12. Often does not seem to listen to what is being said to him or her.
Examples: The surgeon general has determined that cigarette smoking can be hazardous to your health. If you drink, don't drive. Buckle up for safety. Just say no to drugs.
13. Often loses things necessary for tasks or activities at school or at home.
The U.S. computer industry lost the microchip industry to Japan.
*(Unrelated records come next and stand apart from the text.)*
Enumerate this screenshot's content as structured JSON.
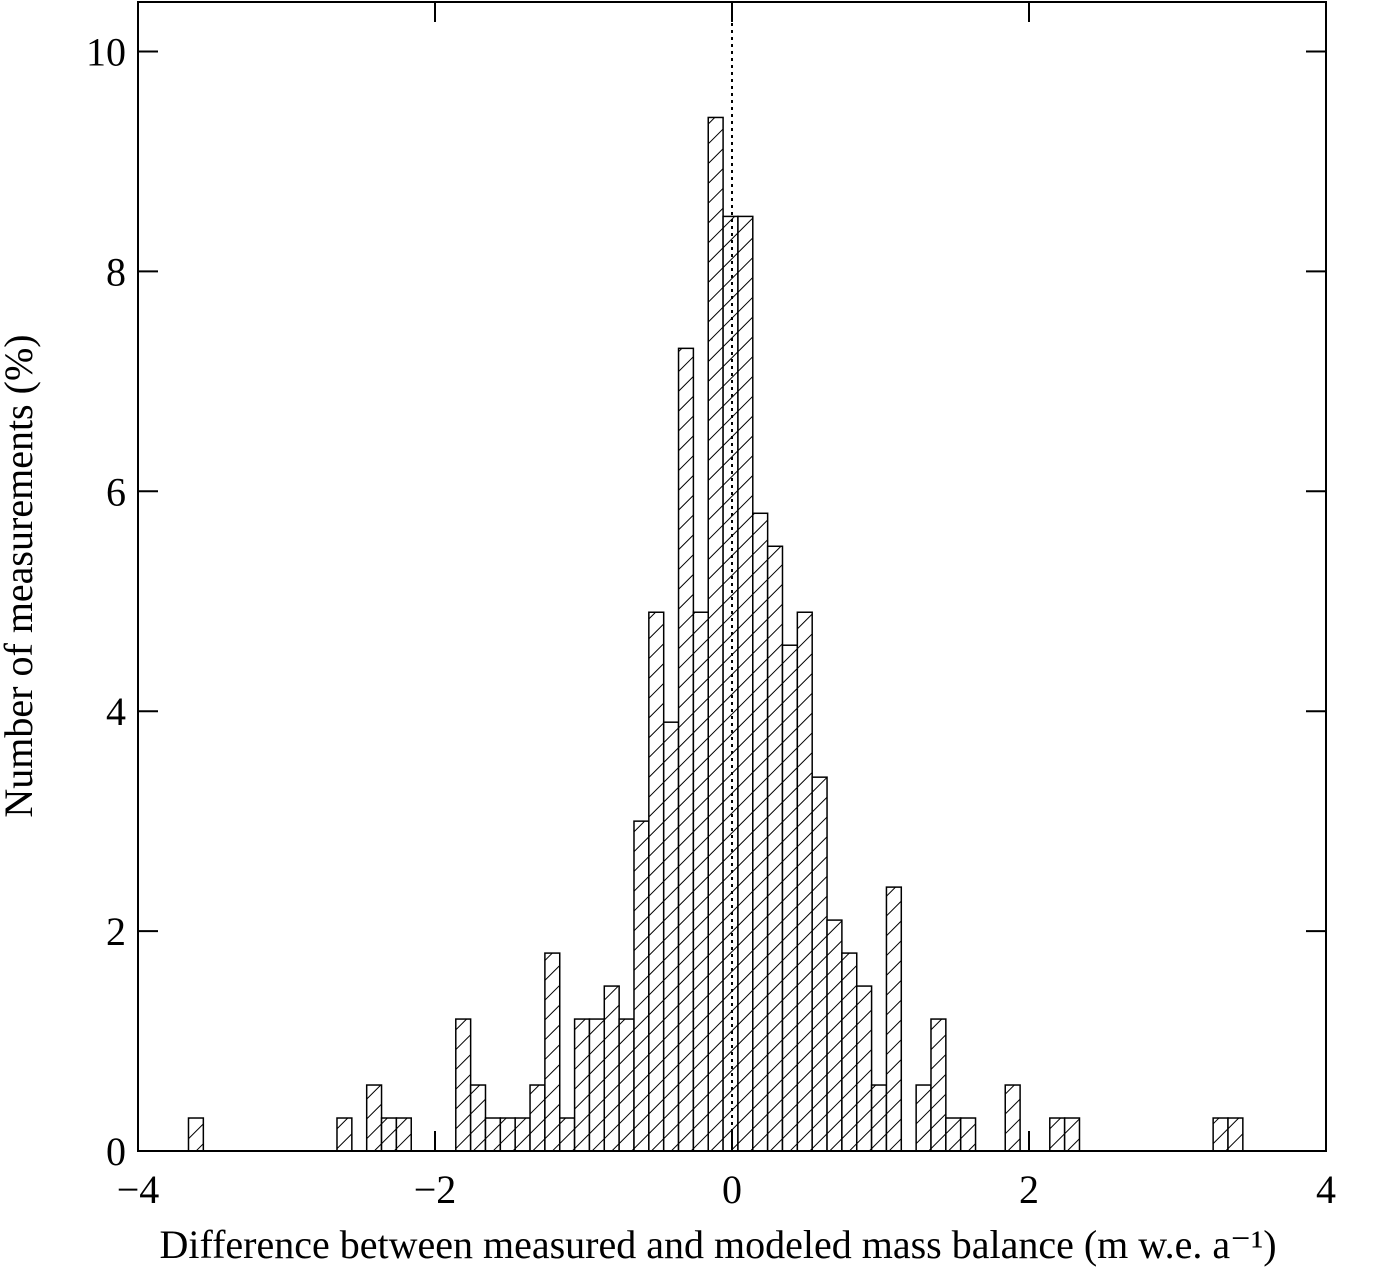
{
  "chart_data": {
    "type": "histogram",
    "xlabel": "Difference between measured and modeled mass balance (m w.e. a⁻¹)",
    "ylabel": "Number of measurements (%)",
    "bins": [
      -3.66,
      -3.56,
      -3.46,
      -3.36,
      -3.26,
      -3.16,
      -3.06,
      -2.96,
      -2.86,
      -2.76,
      -2.66,
      -2.56,
      -2.46,
      -2.36,
      -2.26,
      -2.16,
      -2.06,
      -1.96,
      -1.86,
      -1.76,
      -1.66,
      -1.56,
      -1.46,
      -1.36,
      -1.26,
      -1.16,
      -1.06,
      -0.96,
      -0.86,
      -0.76,
      -0.66,
      -0.56,
      -0.46,
      -0.36,
      -0.26,
      -0.16,
      -0.06,
      0.04,
      0.14,
      0.24,
      0.34,
      0.44,
      0.54,
      0.64,
      0.74,
      0.84,
      0.94,
      1.04,
      1.14,
      1.24,
      1.34,
      1.44,
      1.54,
      1.64,
      1.74,
      1.84,
      1.94,
      2.04,
      2.14,
      2.24,
      2.34,
      2.44,
      2.54,
      2.64,
      2.74,
      2.84,
      2.94,
      3.04,
      3.14,
      3.24,
      3.34,
      3.44
    ],
    "values": [
      0.3,
      0,
      0,
      0,
      0,
      0,
      0,
      0,
      0,
      0,
      0.3,
      0,
      0.6,
      0.3,
      0.3,
      0,
      0,
      0,
      1.2,
      0.6,
      0.3,
      0.3,
      0.3,
      0.6,
      1.8,
      0.3,
      1.2,
      1.2,
      1.5,
      1.2,
      3.0,
      4.9,
      3.9,
      7.3,
      4.9,
      9.4,
      8.5,
      8.5,
      5.8,
      5.5,
      4.6,
      4.9,
      3.4,
      2.1,
      1.8,
      1.5,
      0.6,
      2.4,
      0,
      0.6,
      1.2,
      0.3,
      0.3,
      0,
      0,
      0.6,
      0,
      0,
      0.3,
      0.3,
      0,
      0,
      0,
      0,
      0,
      0,
      0,
      0,
      0,
      0.3,
      0.3
    ],
    "color": "#000000",
    "hatch": true,
    "reference_line_x": 0,
    "xlim": [
      -4,
      4
    ],
    "xticks": [
      {
        "value": -4,
        "label": "−4"
      },
      {
        "value": -2,
        "label": "−2"
      },
      0,
      2,
      4
    ],
    "ylim": [
      0,
      10.45
    ],
    "yticks": [
      0,
      2,
      4,
      6,
      8,
      10
    ]
  }
}
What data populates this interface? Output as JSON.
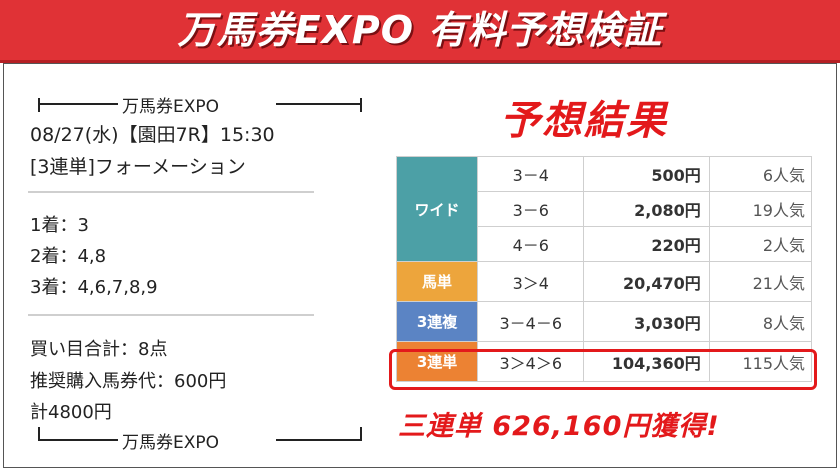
{
  "banner": {
    "title": "万馬券EXPO 有料予想検証"
  },
  "ticket": {
    "header": "万馬券EXPO",
    "race": "08/27(水)【園田7R】15:30",
    "bet_type": "[3連単]フォーメーション",
    "picks": [
      "1着：3",
      "2着：4,8",
      "3着：4,6,7,8,9"
    ],
    "totals": [
      "買い目合計：8点",
      "推奨購入馬券代：600円",
      "計4800円"
    ],
    "footer": "万馬券EXPO"
  },
  "results": {
    "title": "予想結果",
    "rows": [
      {
        "type": "ワイド",
        "color": "#4ca0a6",
        "entries": [
          {
            "combo": "3－4",
            "payout": "500円",
            "pop": "6人気"
          },
          {
            "combo": "3－6",
            "payout": "2,080円",
            "pop": "19人気"
          },
          {
            "combo": "4－6",
            "payout": "220円",
            "pop": "2人気"
          }
        ]
      },
      {
        "type": "馬単",
        "color": "#eda53c",
        "entries": [
          {
            "combo": "3＞4",
            "payout": "20,470円",
            "pop": "21人気"
          }
        ]
      },
      {
        "type": "3連複",
        "color": "#5b84c4",
        "entries": [
          {
            "combo": "3－4－6",
            "payout": "3,030円",
            "pop": "8人気"
          }
        ]
      },
      {
        "type": "3連単",
        "color": "#ec8233",
        "entries": [
          {
            "combo": "3＞4＞6",
            "payout": "104,360円",
            "pop": "115人気"
          }
        ]
      }
    ],
    "win": "三連単 626,160円獲得!"
  }
}
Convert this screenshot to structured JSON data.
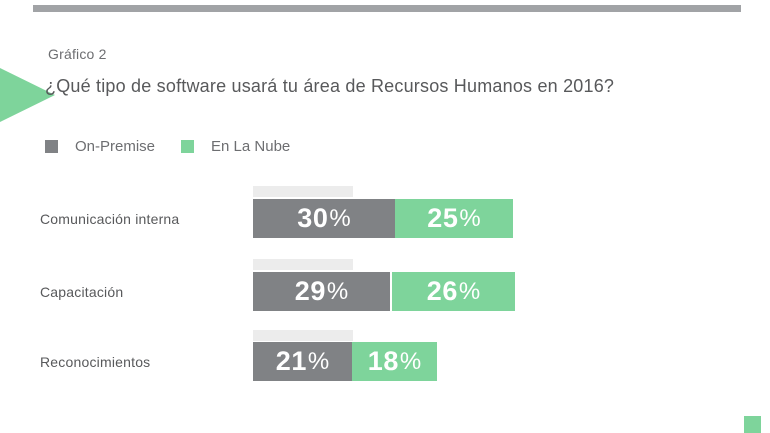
{
  "slide": {
    "kicker": "Gráfico 2",
    "title": "¿Qué tipo de software usará tu área de Recursos Humanos en 2016?"
  },
  "legend": {
    "items": [
      {
        "label": "On-Premise",
        "color": "#808285"
      },
      {
        "label": "En La Nube",
        "color": "#7ed49b"
      }
    ]
  },
  "chart_data": {
    "type": "bar",
    "orientation": "horizontal",
    "stacked": true,
    "title": "¿Qué tipo de software usará tu área de Recursos Humanos en 2016?",
    "categories": [
      "Comunicación interna",
      "Capacitación",
      "Reconocimientos"
    ],
    "series": [
      {
        "name": "On-Premise",
        "color": "#808285",
        "values": [
          30,
          29,
          21
        ]
      },
      {
        "name": "En La Nube",
        "color": "#7ed49b",
        "values": [
          25,
          26,
          18
        ]
      }
    ],
    "value_suffix": "%",
    "value_labels": "inside",
    "legend_position": "top-left",
    "grid": false,
    "xlim": [
      0,
      55
    ]
  },
  "colors": {
    "bar_gray": "#808285",
    "bar_green": "#7ed49b",
    "accent_green": "#7ed49b",
    "top_rule_gray": "#a1a3a6",
    "text_dark": "#58595b",
    "text_muted": "#6d6e71"
  }
}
Our computers won't run without them. Televisions, invented and developed in the U.S. are now made elsewhere. We need televisions to see the programs our entertainment industry produces.
14. Often engages in physically dangerous activities without considering possible consequences.
The Nuclear Arms race. Hang gliding. 50,000 paralyzing neck injuries each year from diving into shallow water without looking. Tens of thousands of people killed each year while speeding on highways.
One of the things you learn about ADD from your therapist is that you can't make it go away. It's a part of your makeup. You have to learn to play to your strengths and compensate for your weaknesses. You look for jobs that require quick thinking, adaptability and energy. You avoid jobs that are repetitive, require sustained attention to detail and a restrained social persona.
In the same way, America must play to its strengths, its energy, creativity and rugged individualism. Many economists, political commentators and management mavins would like to find ways to control the American economy or at least to reduce it to predictability. Elaborate economic theories and computer models can describe what is happening, but do not predict well. Picking trends is still pretty much a crapshoot and it should be. The American economy's strength is its adaptability, its energy and its healthy respect for the independence of the components of that economy. Government attempts to manage and regularize industry and business often only result in the loss of the very characteristics that make America the richest, most vibrant, resilient economy in the world. It is possible to be hyperactive with a short attention span and still come out well.